The Canada goose is the largest waterfowl in Moosehorn National Wildlife Refuge. The gander weighs up to 14 pounds and the goose up to 12 pounds. They have a wing span of up to five and a half feet. I’m intimidated! I take no chance of getting too close to a bird that can bruise me.
There wasn’t a lot of open water while I was there Monday morning. Three warm days later, I’m sure a lot more is open. If you’re looking for waterfowl in the area, this is the place to go. I saw Canada geese, Mallards, Woodies, and Hooded and Common Mergansers.
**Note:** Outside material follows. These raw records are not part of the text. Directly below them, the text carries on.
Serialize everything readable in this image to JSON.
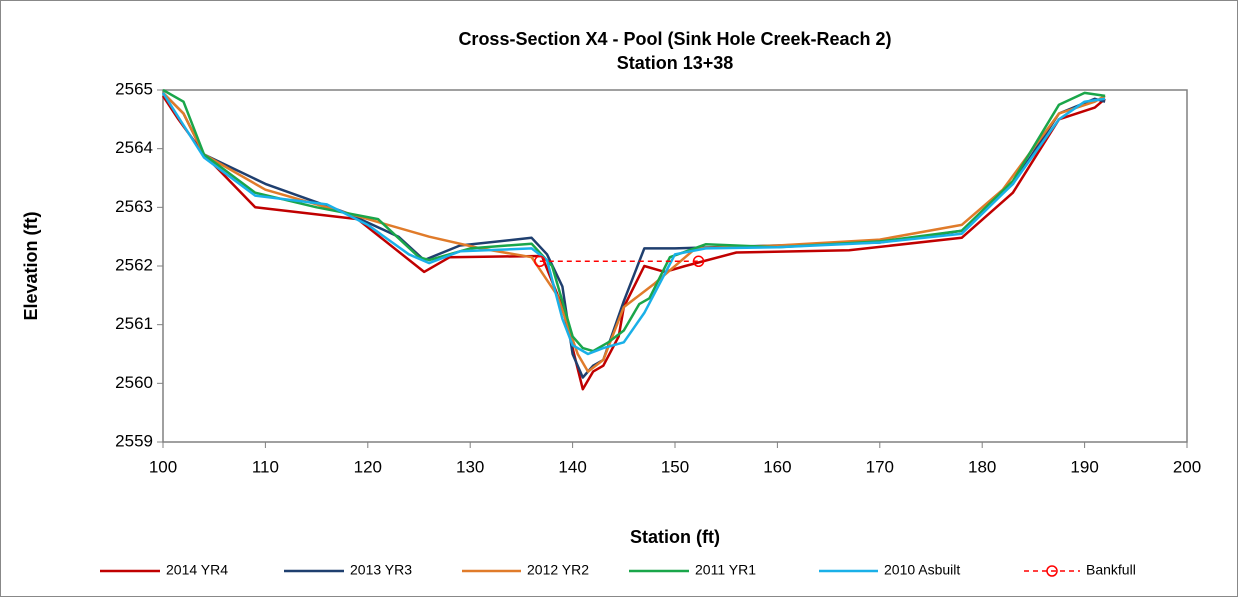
{
  "chart_data": {
    "type": "line",
    "title": "Cross-Section X4 - Pool (Sink Hole Creek-Reach 2)",
    "subtitle": "Station 13+38",
    "x_label": "Station (ft)",
    "y_label": "Elevation (ft)",
    "xlim": [
      100,
      200
    ],
    "xticks": [
      100,
      110,
      120,
      130,
      140,
      150,
      160,
      170,
      180,
      190,
      200
    ],
    "ylim": [
      2559,
      2565
    ],
    "yticks": [
      2559,
      2560,
      2561,
      2562,
      2563,
      2564,
      2565
    ],
    "grid": false,
    "legend": "bottom",
    "series": [
      {
        "name": "2014 YR4",
        "color": "#c00000",
        "style": "solid",
        "x": [
          100,
          101.5,
          104,
          109,
          119,
          125.5,
          128,
          137,
          139,
          141,
          142,
          143,
          144.5,
          145,
          147,
          149,
          151,
          156,
          167,
          178,
          183,
          187.5,
          191,
          192
        ],
        "values": [
          2564.9,
          2564.5,
          2563.9,
          2563.0,
          2562.8,
          2561.9,
          2562.15,
          2562.17,
          2561.3,
          2559.9,
          2560.2,
          2560.3,
          2560.8,
          2561.3,
          2562.0,
          2561.9,
          2562.0,
          2562.23,
          2562.27,
          2562.48,
          2563.25,
          2564.5,
          2564.7,
          2564.85
        ]
      },
      {
        "name": "2013 YR3",
        "color": "#1f3f6f",
        "style": "solid",
        "x": [
          100,
          102,
          104,
          110,
          118,
          123,
          125.5,
          129,
          136,
          137.5,
          139,
          140,
          141,
          142,
          143,
          145,
          147,
          150,
          160,
          170,
          178,
          183,
          187.5,
          191,
          192
        ],
        "values": [
          2564.95,
          2564.6,
          2563.9,
          2563.4,
          2562.9,
          2562.5,
          2562.1,
          2562.35,
          2562.48,
          2562.2,
          2561.65,
          2560.5,
          2560.1,
          2560.3,
          2560.4,
          2561.4,
          2562.3,
          2562.3,
          2562.35,
          2562.4,
          2562.6,
          2563.4,
          2564.6,
          2564.85,
          2564.8
        ]
      },
      {
        "name": "2012 YR2",
        "color": "#e07b2a",
        "style": "solid",
        "x": [
          100,
          102,
          104,
          110,
          120,
          126,
          131,
          136,
          138.5,
          140.5,
          141.5,
          143,
          145,
          148,
          152,
          160,
          170,
          178,
          182,
          187.5,
          191,
          192
        ],
        "values": [
          2564.95,
          2564.6,
          2563.9,
          2563.3,
          2562.8,
          2562.5,
          2562.3,
          2562.15,
          2561.5,
          2560.5,
          2560.2,
          2560.4,
          2561.3,
          2561.7,
          2562.3,
          2562.35,
          2562.45,
          2562.7,
          2563.3,
          2564.6,
          2564.8,
          2564.9
        ]
      },
      {
        "name": "2011 YR1",
        "color": "#1aa64a",
        "style": "solid",
        "x": [
          100,
          102,
          104,
          109,
          115,
          121,
          125,
          126,
          130,
          136,
          138,
          140,
          141,
          142,
          143.5,
          145,
          146.5,
          147.5,
          149.5,
          153,
          160,
          170,
          178,
          183,
          187.5,
          190,
          192
        ],
        "values": [
          2565,
          2564.8,
          2563.9,
          2563.25,
          2563.0,
          2562.8,
          2562.15,
          2562.1,
          2562.3,
          2562.38,
          2562.0,
          2560.8,
          2560.6,
          2560.55,
          2560.7,
          2560.9,
          2561.35,
          2561.45,
          2562.15,
          2562.37,
          2562.32,
          2562.42,
          2562.6,
          2563.45,
          2564.75,
          2564.95,
          2564.9
        ]
      },
      {
        "name": "2010 Asbuilt",
        "color": "#1ab0e8",
        "style": "solid",
        "x": [
          100,
          104,
          109,
          116,
          120,
          124,
          126,
          129,
          136,
          137.5,
          139,
          140,
          141.5,
          143,
          145,
          147,
          150,
          153,
          160,
          170,
          178,
          183,
          187.5,
          190,
          192
        ],
        "values": [
          2564.95,
          2563.85,
          2563.2,
          2563.05,
          2562.7,
          2562.2,
          2562.05,
          2562.25,
          2562.3,
          2562.1,
          2561.1,
          2560.65,
          2560.5,
          2560.6,
          2560.7,
          2561.2,
          2562.2,
          2562.3,
          2562.32,
          2562.4,
          2562.55,
          2563.4,
          2564.5,
          2564.8,
          2564.85
        ]
      },
      {
        "name": "Bankfull",
        "color": "#ff0000",
        "style": "dashed",
        "marker": "circle",
        "x": [
          136.8,
          152.3
        ],
        "values": [
          2562.08,
          2562.08
        ]
      }
    ]
  }
}
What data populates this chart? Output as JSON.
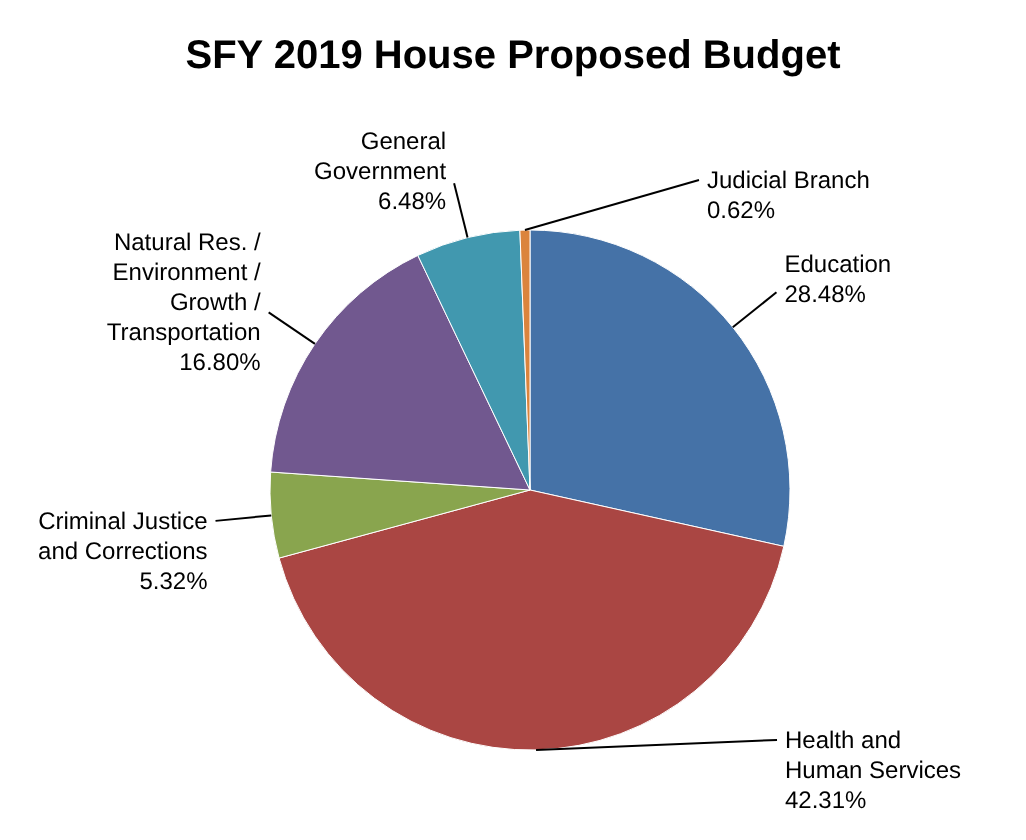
{
  "chart_data": {
    "type": "pie",
    "title": "SFY 2019 House Proposed Budget",
    "categories": [
      "Education",
      "Health and\nHuman Services",
      "Criminal Justice\nand Corrections",
      "Natural Res. /\nEnvironment /\nGrowth /\nTransportation",
      "General\nGovernment",
      "Judicial Branch"
    ],
    "values": [
      28.48,
      42.31,
      5.32,
      16.8,
      6.48,
      0.62
    ],
    "value_labels": [
      "28.48%",
      "42.31%",
      "5.32%",
      "16.80%",
      "6.48%",
      "0.62%"
    ],
    "colors": [
      "#4572a7",
      "#aa4643",
      "#89a54e",
      "#71588f",
      "#4198af",
      "#db843d"
    ],
    "legend": false
  }
}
I even saw the elusive Maggurewock Penguin pictured below.
Maggurewock penguin, you ask? Some people call it a hooded merganser.
In other bird news – the Bald eagles on Route 1 in Baring, which is in Moosehorn NWR, are still incubating eggs (assuming there is more than one). And the loons have come back to Lewey Lake in Princeton/Indian Township. I saw two there Wednesday morning. Woodcock returned to my neighborhood by Tuesday evening of this week. I stood on the porch semi-bright and early to listen to three males peenting at 4:45 Wednesday morning. I count woodcock for the Singing Ground Survey in Danforth and Amity. This spring I’m adding a third route in Lambert Lake.